Corporate and M&A

FAQ: New Disclosure Requirements Under the Corporate Transparency Act

Beginning January 1, 2024, new regulations by the Financial Crimes Enforcement Network (FinCEN) under the Corporate Transparency Act (CTA) will require many entities to report information regarding their “beneficial owners” and “company applicants.” This new requirement will affect approximately 32 million existing entities and an estimated 5 million new entities annually moving forward. This FAQ will outline the new requirements and provide guidance for companies that will be required to report under the CTA.

What Companies Need to Report?
The CTA requires all “reporting companies” to comply with the new FinCEN regulations. A “reporting company” is a corporation, limited liability company, or other similar entity, which was created by filing a document with the secretary of state or similar office of a State or Tribe. Reporting companies include foreign entities registered to do business in the U.S. after filing a document with the secretary of state or similar office of a State or Tribe.

If you had to file a document with a State or Tribal-level office, such as a secretary of state, to create your entity or register it to do business in the U.S., then your entity is a reporting company, unless an exemption applies.

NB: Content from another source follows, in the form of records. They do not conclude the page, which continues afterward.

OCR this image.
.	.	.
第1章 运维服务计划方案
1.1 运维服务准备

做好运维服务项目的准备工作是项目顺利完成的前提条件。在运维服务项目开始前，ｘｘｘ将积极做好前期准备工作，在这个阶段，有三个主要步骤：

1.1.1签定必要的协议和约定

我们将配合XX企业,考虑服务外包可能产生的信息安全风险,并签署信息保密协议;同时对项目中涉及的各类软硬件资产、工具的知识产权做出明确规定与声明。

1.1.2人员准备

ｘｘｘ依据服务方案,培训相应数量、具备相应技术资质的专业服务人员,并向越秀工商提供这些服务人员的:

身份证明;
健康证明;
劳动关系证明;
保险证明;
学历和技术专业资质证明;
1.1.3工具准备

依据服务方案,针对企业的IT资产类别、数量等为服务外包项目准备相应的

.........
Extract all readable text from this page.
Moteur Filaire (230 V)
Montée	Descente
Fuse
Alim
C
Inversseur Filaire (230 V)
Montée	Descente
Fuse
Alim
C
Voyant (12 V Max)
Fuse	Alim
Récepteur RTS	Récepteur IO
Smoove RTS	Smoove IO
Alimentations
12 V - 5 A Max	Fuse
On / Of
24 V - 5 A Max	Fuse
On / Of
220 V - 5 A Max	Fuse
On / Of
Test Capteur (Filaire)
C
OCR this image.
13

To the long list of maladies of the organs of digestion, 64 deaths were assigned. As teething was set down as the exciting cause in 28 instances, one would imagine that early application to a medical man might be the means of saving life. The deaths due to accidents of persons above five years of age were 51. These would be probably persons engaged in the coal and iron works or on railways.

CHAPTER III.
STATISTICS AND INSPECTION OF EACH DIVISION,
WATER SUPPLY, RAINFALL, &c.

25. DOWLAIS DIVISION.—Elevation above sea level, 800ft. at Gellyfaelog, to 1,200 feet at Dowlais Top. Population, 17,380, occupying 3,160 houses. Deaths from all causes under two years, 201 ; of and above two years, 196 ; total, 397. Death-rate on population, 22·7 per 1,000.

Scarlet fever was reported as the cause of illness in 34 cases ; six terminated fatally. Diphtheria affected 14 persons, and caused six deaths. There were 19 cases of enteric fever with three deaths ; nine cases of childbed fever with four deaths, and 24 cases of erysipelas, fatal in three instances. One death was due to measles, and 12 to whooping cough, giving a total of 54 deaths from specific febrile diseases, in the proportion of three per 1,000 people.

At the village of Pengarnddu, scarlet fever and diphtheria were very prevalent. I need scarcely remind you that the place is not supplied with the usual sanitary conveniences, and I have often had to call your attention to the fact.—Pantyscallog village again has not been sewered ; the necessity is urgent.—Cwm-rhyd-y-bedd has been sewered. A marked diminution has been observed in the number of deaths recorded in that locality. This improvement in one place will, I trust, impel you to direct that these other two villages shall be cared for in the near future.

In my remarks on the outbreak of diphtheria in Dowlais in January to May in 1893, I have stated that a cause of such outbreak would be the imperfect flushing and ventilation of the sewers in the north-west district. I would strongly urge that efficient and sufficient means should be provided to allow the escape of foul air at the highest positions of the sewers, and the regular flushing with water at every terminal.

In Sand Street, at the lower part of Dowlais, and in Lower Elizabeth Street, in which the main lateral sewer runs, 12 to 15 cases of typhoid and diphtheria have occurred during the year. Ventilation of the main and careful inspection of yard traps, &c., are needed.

Are Any Companies Exempt from the Reporting Requirements?
The CTA includes a list of 23 categories of exempt entities, including an exemption for large operating companies. To qualify as a large operating company, the entity must: (i) operate a physical office within the United States, (ii) have 20 or more full-time employees, and (iii) have at least $5 million in gross receipts from U.S. income as reported on its previous year’s tax return. The following entities are also explicitly exempted from the reporting requirements:

  • Securities Issuers
  • Domestic Government Authorities
  • Banks
  • Domestic Credit Unions
  • Depository Institution Holding Companies
  • Money Transmitting Businesses
  • Brokers or Dealers in Securities
  • Securities Exchange or Clearing Agencies
  • Other Entities Registered Pursuant to the Securities Exchange Act of 1934
  • Registered Investment Companies and Advisers
  • Venture Capital Fund Advisors
  • Insurances Companies
  • State Licensed Insurance Producers
  • Entities Registered Pursuant to the Commodity Exchange Act
  • Accounting Firms
  • Public Utilities
  • Financial Market Utilities
  • Pooled Investment Vehicles
  • Tax Exempt Entities
  • Entities Assisting Tax Exempt Entities
  • Large Operating Companies
  • Wholly owned Subsidiaries of Certain Exempt Entities
  • Inactive Businesses

What Company Information Should Be Included in the Report?
Reporting companies must provide the following information:

  • The full legal name of the reporting company.
  • Any trade name or “doing business as” name of the reporting company.
  • The street address or the principal place of business of the reporting company.
    • For a company with a principal place of business outside of the U.S., the company should provide the street address of the primary location in the U.S. where the company conducts business.
    • The street address requirement is not satisfied by a P.O. Box or the address of a company formation agent or other third party.
  • The State or Tribal jurisdiction of formation of the reporting company (or for foreign reporting entities, the State or Tribal jurisdiction where such company first registers).
  • The reporting company’s IRS taxpayer identification number (“TIN”).
    • Foreign entities without a TIN are required to provide a foreign tax identification number.